Population pharmacokinetics and pharmacokinetics-pharmacodynamics analyses of elafibranor to support dose selection in primary biliary cholangitis

CPT Pharmacometrics Syst Pharmacol. 2026 May;15(5):e70247.

Ooi QX, Brendel K, van Beek S, Zdovc JA, Bardol M, Dehez M.

GastroenterologyImmunologyJournalMIDDPharmacometricsRegulatory interactions

This publication present the research behind the global regulatory success of elafibranor (Iqirvo®), a first-in-class PPAR-α/δ agonist for the treatment of primary biliary cholangitis (PBC).

PBC is a rare, autoimmune chronic cholestatic liver disease characterized by the destruction of interlobular bile ducts, leading to cholestasis and liver fibrosis. If left untreated, the disease can progress to liver failure, making early and effective management critical.

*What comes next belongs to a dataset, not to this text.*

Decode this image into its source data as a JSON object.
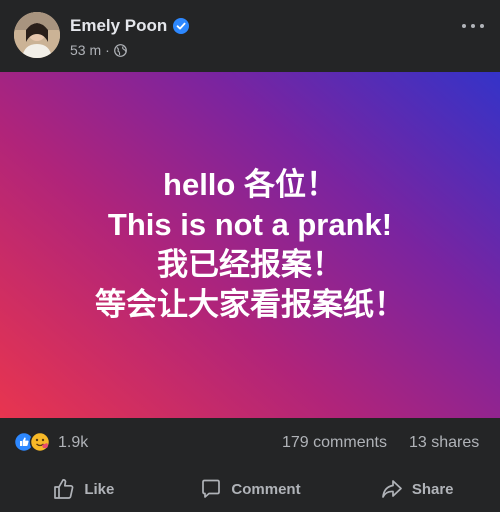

While ursodeoxycholic acid (UDCA) remains the standard first-line treatment, there is a vital need for second-line therapies for patients who have an inadequate response or are unable to tolerate UDCA.

By integrating data from 17 clinical trials, our team used quantitative modeling to bridge the gap between complex drug exposure and clinical response. This approach not only confirmed the efficacy of the 80 mg/day dose but also demonstrated that no dose adjustments were necessary across diverse patient subpopulations.

Key highlights:

Robust modeling: Our team developed population PK models using data from 894 patients to characterize the PK of elafibranor and its active metabolite, GFT1007.
Exposure-response link: PKPD modeling established a clear relationship between drug exposure (total AUC during a dosing interval at steady state) and reductions in biochemical markers such as alkaline phosphatase (ALP).
Dose confirmation: Simulations confirmed that 80 mg/day achieves near-maximum effect, with ~91% of patients predicted to reach a ≥15% relative decrease in ALP at Week 52.
Consistent efficacy: Analysis showed that covariates, such as body weight or age, did not have a clinically meaningful impact on response, supporting a flat-dosing regimen.

Karl Brendel and Marion Dehez from Ipsen, and the University of Ljubljana in collaboration with our consultants Qing Xi Ooi, Stijn van Beek, Jurij Aguiar Zdovc, and Maddlie Bardol provided the essential dose justification for recent approvals by U.S. Food and Drug Administration (FDA) and European Medicines Agency (EMA).

This work exemplifies the power of model-informed drug development (MIDD) and pharmacometrics in accelerating the path from early development to regulatory approval, ultimately bringing a first-in-class treatment to the PBC community more efficiently and offering a vital new pathway for patients who previously had few treatment options.